男は天を仰ぐようにウィスキーの瓶を傾け酒を呷った。
そしてまた愉快そうに笑う。
「お前以外が乗ったんじゃダメなんだよな。全然ダメ。こいつはお前にぞっこんだった」
手に持ったままの瓶がちゃぽんっと軽い音を立てたので目を遣ると、それは既に空に近い状態だ。
「…いい女だった。
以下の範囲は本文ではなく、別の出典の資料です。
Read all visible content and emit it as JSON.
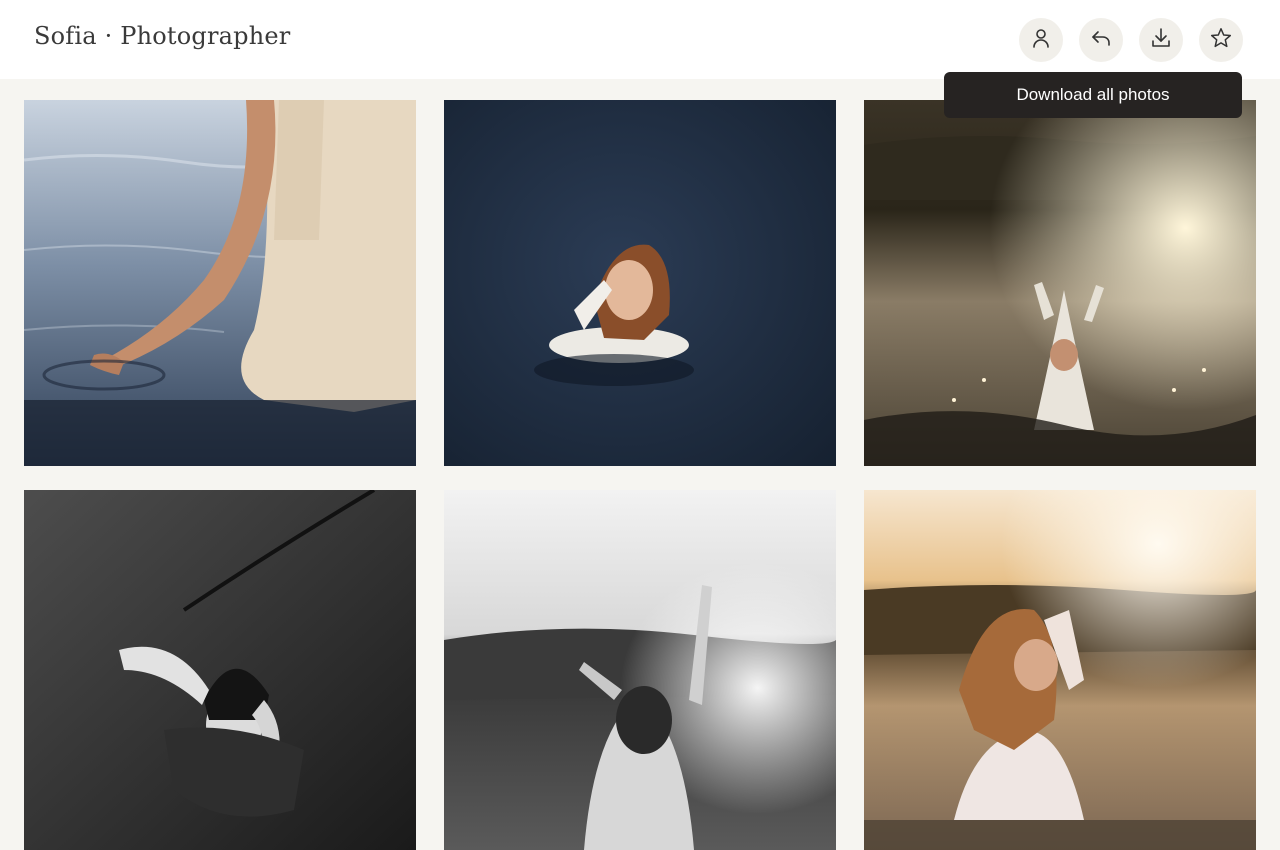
{
  "header": {
    "brand": "Sofia · Photographer",
    "actions": [
      {
        "icon": "user-icon"
      },
      {
        "icon": "reply-icon"
      },
      {
        "icon": "download-icon"
      },
      {
        "icon": "star-icon"
      }
    ]
  },
  "tooltip": {
    "text": "Download all photos"
  },
  "gallery": {
    "photos": [
      {
        "subject": "hand-in-water"
      },
      {
        "subject": "woman-floating-dark-water"
      },
      {
        "subject": "sunset-splash"
      },
      {
        "subject": "bw-portrait-water"
      },
      {
        "subject": "bw-raised-arms"
      },
      {
        "subject": "sunset-shirt"
      }
    ]
  },
  "colors": {
    "page_bg": "#f6f5f1",
    "header_bg": "#ffffff",
    "tooltip_bg": "#262322",
    "icon_bg": "#f1efea"
  }
}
こんないい女、他に見たことねぇよ」
「…俺もそう思います」
「こんないい女に惚れられて、お前は幸せもんだ」
「そうですね」
だんだん呂律が怪しくなる男の手から、それとなく酒瓶を取る。
そう強くはないくせに、いったいどれだけ飲んだのか。
さらに高揚した風で俺に顔を近づけてくる。
「こいつ種付けがまったくうまくいかなかったの知ってるか?まぁ…なんだ、お前が最後のオトコ?」
そう言って、何故か急に黙り込み、俺を見つめた。
俺は目を、逸らせるわけがなかった。
しばらくの沈黙の後、
「…もっと会いに来て欲しかった」
言って、目の前の亡骸を抱き寄せるようにして、顔を埋めた。